Bernardo no era de los que se callaba. A fin de cuentas él podía hablar.
—Más tontería es que tú no sepas qué es esto y encima quieras opinar —le contestó.
Vicente abrió los ojos como platos.
— ¿Me estás llamando tonto? —cerró su puño derecho.
—No, yo solo digo que si no sabes de lo que hablas mejor no lo hagas.
El puño de Vicente impactó en el estómago de Bernardo.
— ¡Oye, no le pegues! —lo defendió tímidamente una de las chicas.
— ¡Me llamó tonto! ¡Tiene una cosa rara y encima me llama tonto!
Se lo llevaron. Se quedaron Hugo y él, solos, el primero mirándolo con curiosidad y el segundo con tristeza.
— ¿Y a ti qué te pasa? —lamentó Bernardo. —N-n-nada.
— ¿Qué culpa tengo yo de ser disléxico?
—N-n-ninguna.
El golpeado frunció el ceño.
— ¿Por qué hablas así?
—P-p-por nada —Hugo se dispuso a irse.
—Oye, ¿me estás tomando el pelo?
—N-n-no.
Pasaron más o menos tres segundos. Entonces, a punto de dar media vuelta para irse, Hugo se lo dijo:
—Es q-q-que yo soy t-t-t-t-tar-t-t-tamudo. Por lo menos lo soltó de un jalón, sin quedarse bloqueado como le sucedía casi siempre.
— ¡Orale! —Bernardo lo vio con sorpresa.
— ¿T-t-tú t-t-también vas a reírte?
— ¡No, espera! —lo detuvo.
Hugo hundió los ojos en el suelo.
—Imagino que la pasas mal —se solidarizó Bernardo.
—Sí —asintió Hugo.
—Yo la pasé fatal en mi anterior colegio, hasta que descubrieron lo que tenía. Entonces me llevaron al oculista y al psiquiatra.
— ¿En serio?
—Sí.
—P-p-pues yo aquí la p-p-paso p-p-peor —suspiró Hugo, que a veces estaba seguro de que todas las palabras empezaban por pes, ces y tes, sin olvidar las cus o las kas, las des y alguna que otra más.

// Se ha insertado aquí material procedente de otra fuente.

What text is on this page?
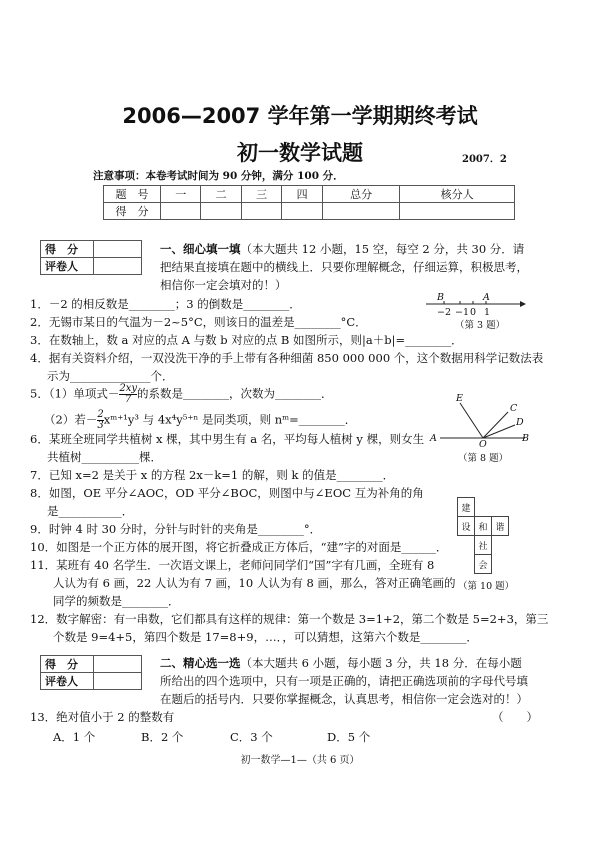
2006—2007 学年第一学期期终考试
初一数学试题	2007．2
注意事项：本卷考试时间为 90 分钟，满分 100 分．
题　号	一	二	三	四	总分	核分人
得　分						
得　分	
评卷人	
一、细心填一填（本大题共 12 小题，15 空，每空 2 分，共 30 分．请把结果直接填在题中的横线上．只要你理解概念，仔细运算，积极思考，相信你一定会填对的！）
1．－2 的相反数是________；3 的倒数是________．
2．无锡市某日的气温为－2~5°C，则该日的温差是________°C．
3．在数轴上，数 a 对应的点 A 与数 b 对应的点 B 如图所示，则|a＋b|=________．
4．据有关资料介绍，一双没洗干净的手上带有各种细菌 850 000 000 个，这个数据用科学记数法表
示为______________个．
5．（1）单项式－ $\frac{2xy}{7}$ 的系数是________，次数为________．
（2）若－ $\frac{2}{3}$ xᵐ⁺¹y³ 与 4x⁴y⁵⁺ⁿ 是同类项，则 nᵐ=________．
6．某班全班同学共植树 x 棵，其中男生有 a 名，平均每人植树 y 棵，则女生
共植树__________棵．
7．已知 x=2 是关于 x 的方程 2x－k=1 的解，则 k 的值是________．
8．如图，OE 平分∠AOC，OD 平分∠BOC，则图中与∠EOC 互为补角的角
是___________．
9．时钟 4 时 30 分时，分针与时针的夹角是________°．
10．如图是一个正方体的展开图，将它折叠成正方体后，“建”字的对面是______．
11．某班有 40 名学生．一次语文课上，老师问同学们“国”字有几画，全班有 8
人认为有 6 画，22 人认为有 7 画，10 人认为有 8 画，那么，答对正确笔画的
同学的频数是________．
12．数字解密：有一串数，它们都具有这样的规律：第一个数是 3=1+2，第二个数是 5=2+3，第三
个数是 9=4+5，第四个数是 17=8+9，…．，可以猜想，这第六个数是________．
B	A
−2 −1 0 1
（第 3 题）
E
C
D
A
O
B
（第 8 题）
建		
设	和	谐
	社	
	会	
（第 10 题）
得　分	
评卷人	
二、精心选一选（本大题共 6 小题，每小题 3 分，共 18 分．在每小题所给出的四个选项中，只有一项是正确的，请把正确选项前的字母代号填在题后的括号内．只要你掌握概念，认真思考，相信你一定会选对的！）
13．绝对值小于 2 的整数有	（　　）
A．1 个	B．2 个	C．3 个	D．5 个
初一数学—1—（共 6 页）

Bernardo ya se había olvidado del puñetazo. Le pasó un brazo solidario por encima de los hombros a su nuevo amigo.
—Tú y yo vamos a ser buenos compañeros —asintió.

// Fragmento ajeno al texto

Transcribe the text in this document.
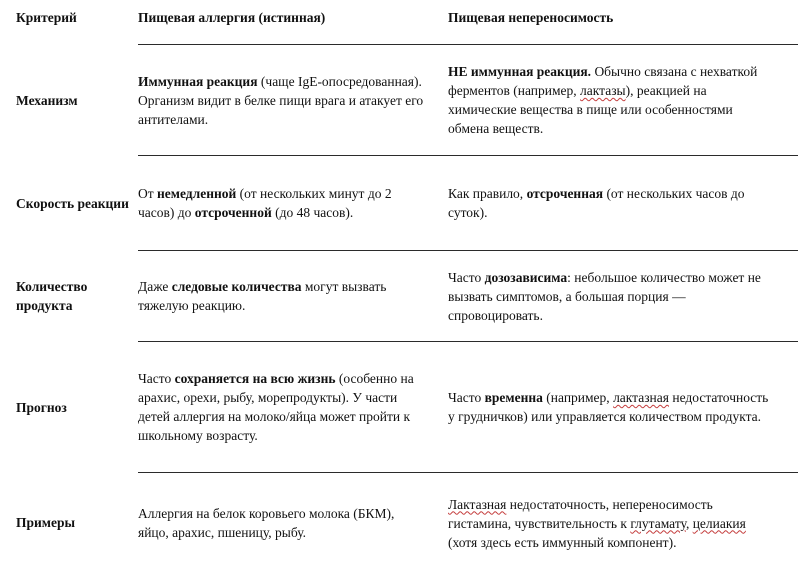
Критерий	Пищевая аллергия (истинная)	Пищевая непереносимость
Механизм	Иммунная реакция (чаще IgE-опосредованная). Организм видит в белке пищи врага и атакует его антителами.	НЕ иммунная реакция. Обычно связана с нехваткой ферментов (например, лактазы), реакцией на химические вещества в пище или особенностями обмена веществ.

Скорость реакции	От немедленной (от нескольких минут до 2 часов) до отсроченной (до 48 часов).	Как правило, отсроченная (от нескольких часов до суток).

Количество продукта	Даже следовые количества могут вызвать тяжелую реакцию.	Часто дозозависима: небольшое количество может не вызвать симптомов, а большая порция — спровоцировать.

Прогноз	Часто сохраняется на всю жизнь (особенно на арахис, орехи, рыбу, морепродукты). У части детей аллергия на молоко/яйца может пройти к школьному возрасту.	Часто временна (например, лактазная недостаточность у грудничков) или управляется количеством продукта.

Примеры	Аллергия на белок коровьего молока (БКМ), яйцо, арахис, пшеницу, рыбу.	Лактазная недостаточность, непереносимость гистамина, чувствительность к глутамату, целиакия (хотя здесь есть иммунный компонент).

— ¿Solo por ser los t-t-tarados de la c-c-clase?
—No digas eso.
—T-t-tarados, d-d-defectuosos... es como nos llaman —insistió.
—Mira, si somos dos, ya no estaremos solos. Algo se nos ocurrirá, ya verás —Bernardo sonrió—. Dicen que la unión hace la fuerza.
Hugo se asomó a sus ojos.
Y por primera vez vio un rayo de esperanza en su vida.